Awk. Sam flaps over to the highest part of the apartment too. Startled and staring now.]
[There's not enough of the coke to properly set down so Larry pretty much lets go of the cup. Hell of a time to use a plastic one. He rubs his face into the inside of his elbow.]
What the fuck happened?
[No. Really. He's absolutely confused. The door is closed. The bird is looking down at them from the landing.]
[The kid gestures with a finger for the old man to give him a moment. Standing up makes him feel even worse as he scrambles for the sink to cough up the remnants of his last meal.]
No no no. He's not invisible or anything. He can make stuff just happen, we were in the square and then he wished me home and now I'm back. It's fucking cool.
[Except for the mess he made oops. Out of his pocket comes his Spiderman Transformer too which he sets on the kitchen sink. It's a miracle they didn't crush it in the fall.]
[He hands Larry the towel he just used then proceeds to light up a cigarette to help get the smell and nausea out of his head.]
Naw.
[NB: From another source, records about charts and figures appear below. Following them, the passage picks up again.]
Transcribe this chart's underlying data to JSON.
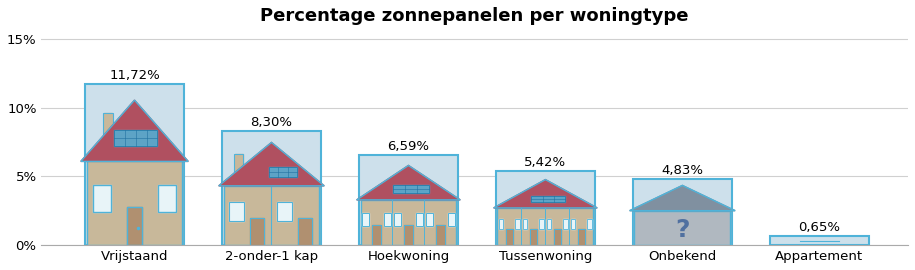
{
  "title": "Percentage zonnepanelen per woningtype",
  "categories": [
    "Vrijstaand",
    "2-onder-1 kap",
    "Hoekwoning",
    "Tussenwoning",
    "Onbekend",
    "Appartement"
  ],
  "values": [
    11.72,
    8.3,
    6.59,
    5.42,
    4.83,
    0.65
  ],
  "labels": [
    "11,72%",
    "8,30%",
    "6,59%",
    "5,42%",
    "4,83%",
    "0,65%"
  ],
  "bar_color": "#cde0eb",
  "bar_edge_color": "#4fb3d9",
  "bar_edge_width": 1.5,
  "ylim": [
    0,
    15.5
  ],
  "yticks": [
    0,
    5,
    10,
    15
  ],
  "ytick_labels": [
    "0%",
    "5%",
    "10%",
    "15%"
  ],
  "title_fontsize": 13,
  "label_fontsize": 9.5,
  "tick_fontsize": 9.5,
  "background_color": "#ffffff",
  "grid_color": "#d0d0d0",
  "house_wall_color": "#c8b89a",
  "house_roof_color": "#b05060",
  "house_blue_outline": "#4fb3d9",
  "house_door_color": "#b09070",
  "house_window_color": "#e8f4f8",
  "house_solar_color": "#4fb3d9",
  "house_chimney_color": "#c8b89a"
}
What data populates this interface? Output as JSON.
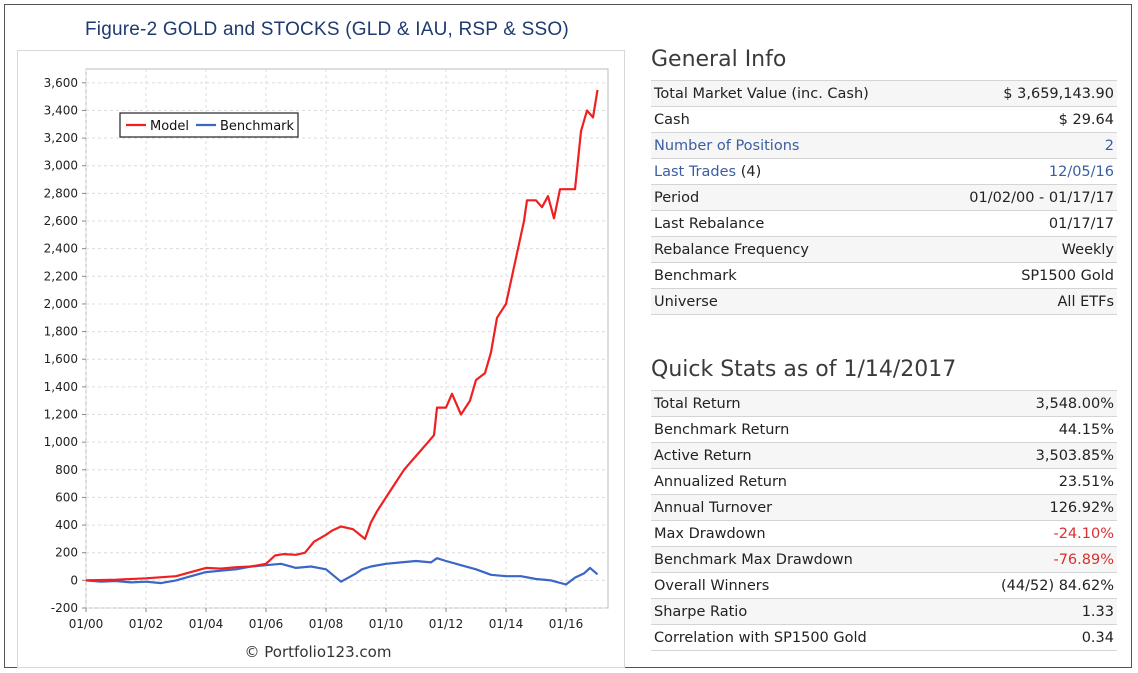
{
  "figure_title": "Figure-2 GOLD and STOCKS (GLD & IAU, RSP & SSO)",
  "watermark": "© Portfolio123.com",
  "colors": {
    "model": "#ee2020",
    "benchmark": "#3a66c8",
    "title": "#1f3a6e",
    "negative": "#d83030",
    "link": "#3b5ea0"
  },
  "chart_data": {
    "type": "line",
    "title": "",
    "xlabel": "",
    "ylabel": "",
    "ylim": [
      -200,
      3700
    ],
    "yticks": [
      -200,
      0,
      200,
      400,
      600,
      800,
      1000,
      1200,
      1400,
      1600,
      1800,
      2000,
      2200,
      2400,
      2600,
      2800,
      3000,
      3200,
      3400,
      3600
    ],
    "ytick_labels": [
      "-200",
      "0",
      "200",
      "400",
      "600",
      "800",
      "1,000",
      "1,200",
      "1,400",
      "1,600",
      "1,800",
      "2,000",
      "2,200",
      "2,400",
      "2,600",
      "2,800",
      "3,000",
      "3,200",
      "3,400",
      "3,600"
    ],
    "xlim": [
      2000.0,
      2017.4
    ],
    "xticks": [
      2000,
      2002,
      2004,
      2006,
      2008,
      2010,
      2012,
      2014,
      2016
    ],
    "xtick_labels": [
      "01/00",
      "01/02",
      "01/04",
      "01/06",
      "01/08",
      "01/10",
      "01/12",
      "01/14",
      "01/16"
    ],
    "grid": true,
    "legend": "top-left",
    "series": [
      {
        "name": "Model",
        "color": "#ee2020",
        "x": [
          2000.0,
          2001.0,
          2002.0,
          2003.0,
          2003.5,
          2004.0,
          2004.5,
          2005.0,
          2005.5,
          2006.0,
          2006.3,
          2006.6,
          2007.0,
          2007.3,
          2007.6,
          2008.0,
          2008.2,
          2008.5,
          2008.9,
          2009.3,
          2009.5,
          2009.7,
          2010.0,
          2010.3,
          2010.6,
          2011.0,
          2011.4,
          2011.6,
          2011.7,
          2012.0,
          2012.2,
          2012.5,
          2012.8,
          2013.0,
          2013.3,
          2013.5,
          2013.7,
          2014.0,
          2014.2,
          2014.4,
          2014.6,
          2014.7,
          2015.0,
          2015.2,
          2015.4,
          2015.6,
          2015.8,
          2016.0,
          2016.3,
          2016.5,
          2016.7,
          2016.9,
          2017.05
        ],
        "y": [
          0,
          5,
          15,
          30,
          60,
          90,
          85,
          95,
          100,
          120,
          180,
          190,
          185,
          200,
          280,
          330,
          360,
          390,
          370,
          300,
          420,
          500,
          600,
          700,
          800,
          900,
          1000,
          1050,
          1250,
          1250,
          1350,
          1200,
          1300,
          1450,
          1500,
          1650,
          1900,
          2000,
          2200,
          2400,
          2600,
          2750,
          2750,
          2700,
          2780,
          2620,
          2830,
          2830,
          2830,
          3250,
          3400,
          3350,
          3548
        ]
      },
      {
        "name": "Benchmark",
        "color": "#3a66c8",
        "x": [
          2000.0,
          2000.5,
          2001.0,
          2001.5,
          2002.0,
          2002.5,
          2003.0,
          2003.5,
          2004.0,
          2004.5,
          2005.0,
          2005.5,
          2006.0,
          2006.5,
          2007.0,
          2007.5,
          2008.0,
          2008.5,
          2009.0,
          2009.2,
          2009.5,
          2010.0,
          2010.5,
          2011.0,
          2011.5,
          2011.7,
          2012.0,
          2012.5,
          2013.0,
          2013.5,
          2014.0,
          2014.5,
          2015.0,
          2015.5,
          2016.0,
          2016.3,
          2016.6,
          2016.8,
          2017.05
        ],
        "y": [
          0,
          -10,
          -5,
          -15,
          -10,
          -20,
          0,
          30,
          60,
          70,
          80,
          100,
          110,
          120,
          90,
          100,
          80,
          -10,
          50,
          80,
          100,
          120,
          130,
          140,
          130,
          160,
          140,
          110,
          80,
          40,
          30,
          30,
          10,
          0,
          -30,
          20,
          50,
          90,
          44
        ]
      }
    ]
  },
  "general_info": {
    "heading": "General Info",
    "rows": [
      {
        "label": "Total Market Value (inc. Cash)",
        "value": "$ 3,659,143.90"
      },
      {
        "label": "Cash",
        "value": "$ 29.64"
      },
      {
        "label": "Number of Positions",
        "value": "2"
      },
      {
        "label": "Last Trades",
        "label_suffix": "(4)",
        "value": "12/05/16"
      },
      {
        "label": "Period",
        "value": "01/02/00 - 01/17/17"
      },
      {
        "label": "Last Rebalance",
        "value": "01/17/17"
      },
      {
        "label": "Rebalance Frequency",
        "value": "Weekly"
      },
      {
        "label": "Benchmark",
        "value": "SP1500 Gold"
      },
      {
        "label": "Universe",
        "value": "All ETFs"
      }
    ]
  },
  "quick_stats": {
    "heading": "Quick Stats as of 1/14/2017",
    "rows": [
      {
        "label": "Total Return",
        "value": "3,548.00%"
      },
      {
        "label": "Benchmark Return",
        "value": "44.15%"
      },
      {
        "label": "Active Return",
        "value": "3,503.85%"
      },
      {
        "label": "Annualized Return",
        "value": "23.51%"
      },
      {
        "label": "Annual Turnover",
        "value": "126.92%"
      },
      {
        "label": "Max Drawdown",
        "value": "-24.10%"
      },
      {
        "label": "Benchmark Max Drawdown",
        "value": "-76.89%"
      },
      {
        "label": "Overall Winners",
        "value": "(44/52) 84.62%"
      },
      {
        "label": "Sharpe Ratio",
        "value": "1.33"
      },
      {
        "label": "Correlation with SP1500 Gold",
        "value": "0.34"
      }
    ]
  }
}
That's probably why I landed on you, he didn't really know where in home to put me. He does this thing where he just says what he wants to do over and over and then it happens. That's it.
He asked if I wanted to fly but I turned the kid down. I mean we didn't even have dinner or anything that's movin' too fast for a teenager. [He's joking, Larry.]
[Come on now would Freddy fuck a teenager? They already have a whole teenager between them and that's enough for him.]
He wasn't doin' too well after playing Magneto over the weekend so I gave him a little Cap to cheer him up. [Does that make any sense to Larry?] Then he told me he knows a girl who can mimic Johnny Storm and he can make a blue board to fly around like the Silver Surfer.
[It's a fleeting, amusing thought. The teenager would have to be one amazing son of a bitch. Not just super powered but virtually movie star quality in almost every way with a penchant for comics.]
Oh yeah? Share your guys?
[No that doesn't make any sense. Freddy is happy. That means that there was no trouble. He must have succeeded in cheering up his friend. Looks like the floor is going to be as clean as it's gonna get without soap and shit.]
Walking is easier than that. About everybody can do it.
I didn't fly one. I sat in one. We got a good 10ft off the ground and kinda swung around the runway. That's it. I flew more swinging from trees.
[The kid explains with just minor disappointment. He had pilots for grandparents. How did he end up not even getting to ride a crop duster? Oh right, his dad and them don't get along that swimmingly.]
[Okay. He'll make another drink now. Yuck. The sink. Larry lets the water run a little longer. It's no thing.]
Well, if it was so fun with your friend how come you lost your lunch?
[No malice or spite meant, he just wants to know. Is the puking part of the fun? Larry doesn't know a thing about missed opportunities with crop dusters. He does know about trouble with Pops here and there.]
[Puff puff on his cigarette. He hovers around Larry now. Somehow silently as a toucan can be, Sam is also down in the kitchen hovering around Larry's other side. E-ee-e-ee-e-e-e.]
He said the first time's usually rough on everybody.
[No innuendo there. That's actually what the kid said so sue him for repeating it.]